Earlier I wrote about finding the most common Firefox issues. I had wanted to automate that process and continually find these issues. Unfortunately I never had time to do this.
When they announced Firefox Input, I thought about doing this again… just with Firefox Input data but then I went on paternity leave and time kind of crept away. But I mentioned the idea this week and it piqued some interest.

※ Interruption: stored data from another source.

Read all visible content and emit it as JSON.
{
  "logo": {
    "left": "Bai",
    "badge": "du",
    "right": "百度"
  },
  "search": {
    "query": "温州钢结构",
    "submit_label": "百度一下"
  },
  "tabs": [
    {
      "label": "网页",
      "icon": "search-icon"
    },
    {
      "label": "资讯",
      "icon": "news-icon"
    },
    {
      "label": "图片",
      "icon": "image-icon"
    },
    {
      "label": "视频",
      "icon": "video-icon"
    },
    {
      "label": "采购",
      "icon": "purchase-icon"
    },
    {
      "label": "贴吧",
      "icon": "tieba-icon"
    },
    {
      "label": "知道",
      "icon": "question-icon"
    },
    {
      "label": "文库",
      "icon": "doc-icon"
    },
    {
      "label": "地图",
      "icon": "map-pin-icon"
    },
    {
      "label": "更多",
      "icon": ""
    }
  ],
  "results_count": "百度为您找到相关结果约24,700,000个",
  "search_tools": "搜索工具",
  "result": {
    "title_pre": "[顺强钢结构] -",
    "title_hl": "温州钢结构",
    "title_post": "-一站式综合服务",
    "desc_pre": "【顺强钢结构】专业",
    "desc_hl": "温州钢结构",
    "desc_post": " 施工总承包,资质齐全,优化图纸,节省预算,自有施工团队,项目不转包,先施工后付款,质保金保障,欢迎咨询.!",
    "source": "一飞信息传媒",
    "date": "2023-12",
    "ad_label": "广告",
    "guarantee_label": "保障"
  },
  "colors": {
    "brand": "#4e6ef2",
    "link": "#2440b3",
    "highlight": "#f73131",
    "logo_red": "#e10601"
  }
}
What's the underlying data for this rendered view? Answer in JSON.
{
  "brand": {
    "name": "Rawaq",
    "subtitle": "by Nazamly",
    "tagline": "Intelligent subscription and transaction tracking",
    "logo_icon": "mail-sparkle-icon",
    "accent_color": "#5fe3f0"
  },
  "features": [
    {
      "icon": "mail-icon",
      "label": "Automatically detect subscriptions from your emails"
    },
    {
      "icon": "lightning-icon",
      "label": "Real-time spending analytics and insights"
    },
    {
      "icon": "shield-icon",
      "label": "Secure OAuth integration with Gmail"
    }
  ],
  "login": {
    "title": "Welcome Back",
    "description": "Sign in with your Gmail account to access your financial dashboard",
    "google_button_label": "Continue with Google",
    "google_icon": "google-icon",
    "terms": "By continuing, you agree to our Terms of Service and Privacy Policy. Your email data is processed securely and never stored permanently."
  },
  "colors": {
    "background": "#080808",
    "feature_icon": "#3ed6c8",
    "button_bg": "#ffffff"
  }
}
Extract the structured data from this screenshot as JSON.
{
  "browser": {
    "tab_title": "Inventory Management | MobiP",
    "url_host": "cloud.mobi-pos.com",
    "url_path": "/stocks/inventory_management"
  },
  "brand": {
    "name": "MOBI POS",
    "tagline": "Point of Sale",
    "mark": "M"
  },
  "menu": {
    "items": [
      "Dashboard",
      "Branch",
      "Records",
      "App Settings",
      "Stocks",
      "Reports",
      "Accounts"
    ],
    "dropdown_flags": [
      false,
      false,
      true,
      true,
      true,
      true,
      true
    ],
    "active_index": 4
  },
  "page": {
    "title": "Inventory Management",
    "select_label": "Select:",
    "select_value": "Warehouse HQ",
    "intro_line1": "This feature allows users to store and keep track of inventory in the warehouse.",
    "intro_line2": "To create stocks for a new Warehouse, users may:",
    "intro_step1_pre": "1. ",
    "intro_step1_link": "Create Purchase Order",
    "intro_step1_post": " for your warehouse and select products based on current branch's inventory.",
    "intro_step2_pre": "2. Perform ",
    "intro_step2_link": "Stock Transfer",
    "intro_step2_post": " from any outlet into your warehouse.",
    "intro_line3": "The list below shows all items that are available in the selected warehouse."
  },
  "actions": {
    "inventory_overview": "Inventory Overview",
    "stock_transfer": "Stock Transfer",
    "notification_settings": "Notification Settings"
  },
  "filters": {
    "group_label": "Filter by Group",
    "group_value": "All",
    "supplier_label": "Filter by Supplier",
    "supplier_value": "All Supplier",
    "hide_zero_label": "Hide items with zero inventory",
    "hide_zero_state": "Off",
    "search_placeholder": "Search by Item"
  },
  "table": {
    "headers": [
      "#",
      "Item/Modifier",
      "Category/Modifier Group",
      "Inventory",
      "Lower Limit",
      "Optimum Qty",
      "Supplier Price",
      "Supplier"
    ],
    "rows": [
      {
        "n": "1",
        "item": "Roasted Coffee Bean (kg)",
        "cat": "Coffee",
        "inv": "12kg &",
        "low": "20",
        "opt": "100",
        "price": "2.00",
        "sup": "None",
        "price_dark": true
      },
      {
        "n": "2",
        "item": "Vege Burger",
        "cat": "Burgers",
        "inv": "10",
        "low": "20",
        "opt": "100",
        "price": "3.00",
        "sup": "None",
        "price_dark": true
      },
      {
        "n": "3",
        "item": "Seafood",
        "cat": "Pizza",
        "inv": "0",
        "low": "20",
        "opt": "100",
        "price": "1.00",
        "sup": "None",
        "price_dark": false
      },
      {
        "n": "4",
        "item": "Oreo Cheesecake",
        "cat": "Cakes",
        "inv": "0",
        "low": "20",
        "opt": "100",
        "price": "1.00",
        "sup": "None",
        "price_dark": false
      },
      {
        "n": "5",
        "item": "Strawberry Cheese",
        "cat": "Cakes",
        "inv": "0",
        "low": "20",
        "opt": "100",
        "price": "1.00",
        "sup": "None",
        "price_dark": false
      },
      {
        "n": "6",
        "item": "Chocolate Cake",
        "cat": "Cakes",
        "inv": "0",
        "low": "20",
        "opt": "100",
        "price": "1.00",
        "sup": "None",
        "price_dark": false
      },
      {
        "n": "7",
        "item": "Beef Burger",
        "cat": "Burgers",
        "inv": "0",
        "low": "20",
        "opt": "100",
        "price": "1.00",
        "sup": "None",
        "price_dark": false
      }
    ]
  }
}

So I found myself with a bit of time to work on it. The first stage was
releasing a python library called textcluster
.
textcluster
takes the work I did earlier and makes it a bit more
general purpose. The idea is I can do something like this:
docs = (
'Every good boy does fine.',
'Every good girl does well.',
'Cats eat rats.',
"Rats don't sleep.",
)
c = Corpus()
for doc in docs:
c.add(doc)
print c.cluster()
Which results in:
[
(
"Rats don't sleep.",
{'Cats eat rats.': 0.21353467285253394}
),
(
'Every good girl does well.',
{'Every good boy does fine.': 0.32030200927880093}
)
]
The number is the “similarity” between the strings relative to the entire document corpus.
My next trick is to see if I can run this memory-intensive calculation over a data-set of 25,000 opinions submitted. If I can we can get some interesting data about what people think of the new Firefox beta.